2004-10-15 / Columnists

Eye On Physical Therapy

By Dr. Tim Rohrs

There is an old saying that goes “too many cooks spoil the broth”.

I agree with that quote not only for cooking but for health care as well. Just as in a professional kitchen there is the head chef, there must be a “head chef” when it comes to the delivery of health care services.

When performing an evaluation on a new patient to my office, I ask about the prescription medications, vitamins and supplements a patient is taking. Medications, prescription and over the counter, can effect how a person reacts to exercise, heat and fatigue while in therapy.
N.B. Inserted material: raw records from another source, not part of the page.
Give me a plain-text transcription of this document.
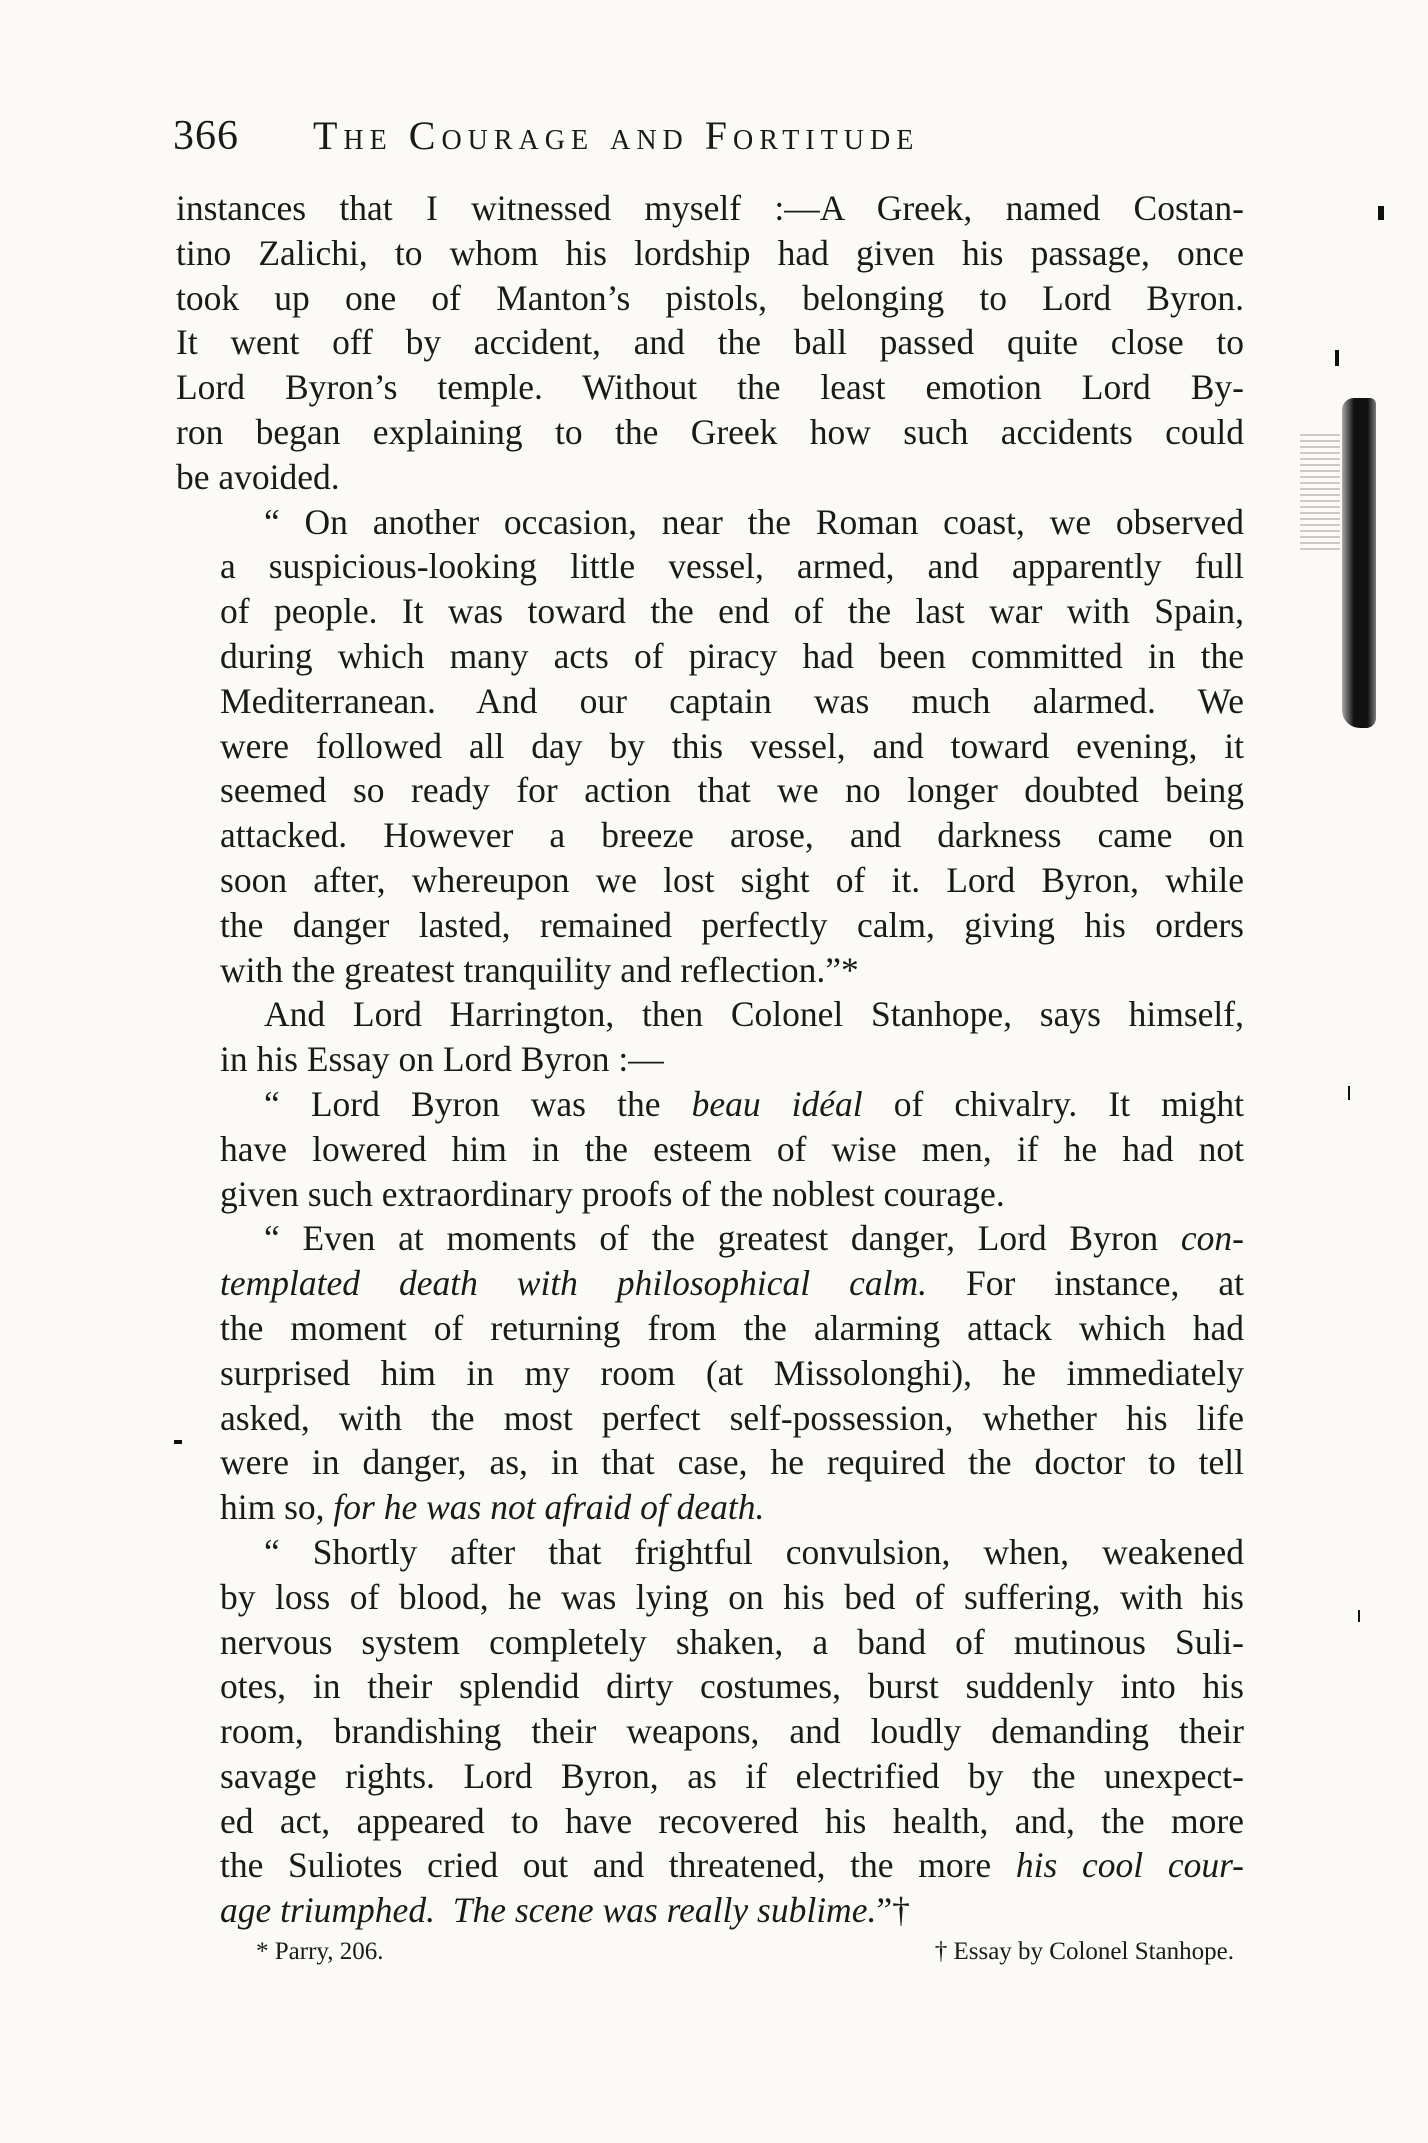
366 The Courage and Fortitude

instances that I witnessed myself :—A Greek, named Costan-
tino Zalichi, to whom his lordship had given his passage, once
took up one of Manton’s pistols, belonging to Lord Byron.
It went off by accident, and the ball passed quite close to
Lord Byron’s temple. Without the least emotion Lord By-
ron began explaining to the Greek how such accidents could
be avoided.

“ On another occasion, near the Roman coast, we observed
a suspicious-looking little vessel, armed, and apparently full
of people. It was toward the end of the last war with Spain,
during which many acts of piracy had been committed in the
Mediterranean. And our captain was much alarmed. We
were followed all day by this vessel, and toward evening, it
seemed so ready for action that we no longer doubted being
attacked. However a breeze arose, and darkness came on
soon after, whereupon we lost sight of it. Lord Byron, while
the danger lasted, remained perfectly calm, giving his orders
with the greatest tranquility and reflection.”*

And Lord Harrington, then Colonel Stanhope, says himself,
in his Essay on Lord Byron :—

“ Lord Byron was the beau idéal of chivalry. It might
have lowered him in the esteem of wise men, if he had not
given such extraordinary proofs of the noblest courage.

“ Even at moments of the greatest danger, Lord Byron con-
templated death with philosophical calm. For instance, at
the moment of returning from the alarming attack which had
surprised him in my room (at Missolonghi), he immediately
asked, with the most perfect self-possession, whether his life
were in danger, as, in that case, he required the doctor to tell
him so, for he was not afraid of death.

“ Shortly after that frightful convulsion, when, weakened
by loss of blood, he was lying on his bed of suffering, with his
nervous system completely shaken, a band of mutinous Suli-
otes, in their splendid dirty costumes, burst suddenly into his
room, brandishing their weapons, and loudly demanding their
savage rights. Lord Byron, as if electrified by the unexpect-
ed act, appeared to have recovered his health, and, the more
the Suliotes cried out and threatened, the more his cool cour-
age triumphed. The scene was really sublime.”†

* Parry, 206.	† Essay by Colonel Stanhope.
In the elderly this list of meds could be 15 or more medications taken multiple times throughout the day. A red flag warning usually goes off in my head when I hear a list that long. Far too often the patient has been prescribed different medications by numerous doctors. Their cardiologist has them on some. Their internist has them on others. The orthopedist has added a few more to the list. On top of the prescribed medications, there are often supplements that the patients’ friend or the local health food store has recommended. You might say to yourself, “Well, all the medications have been ordered by licensed physicians, so what is the problem?” The problem is that far too frequently the primary care physician has not been told about all the medications prescribed by the other doctors.

Recently, I had a patient who started experiencing cold sweats, light headedness and fatigue; and this was before her treatment even started. Her blood pressure was 198/102. I immediately sent her to her primary care physician. It turns out she was recently put on a new medication by one of her other doctors, and combined with the medications she was already taking caused these side effects. The primary care physician did not know about some of the medications because she had been to 5 or 6 other doctors who had given her different prescriptions.

Just as the head chef must know what everyone is throwing in the pot, the primary care physician must know all the medications prescribed by other health care providers. This includes knowing about over the counter drugs, supplements and alternative medications.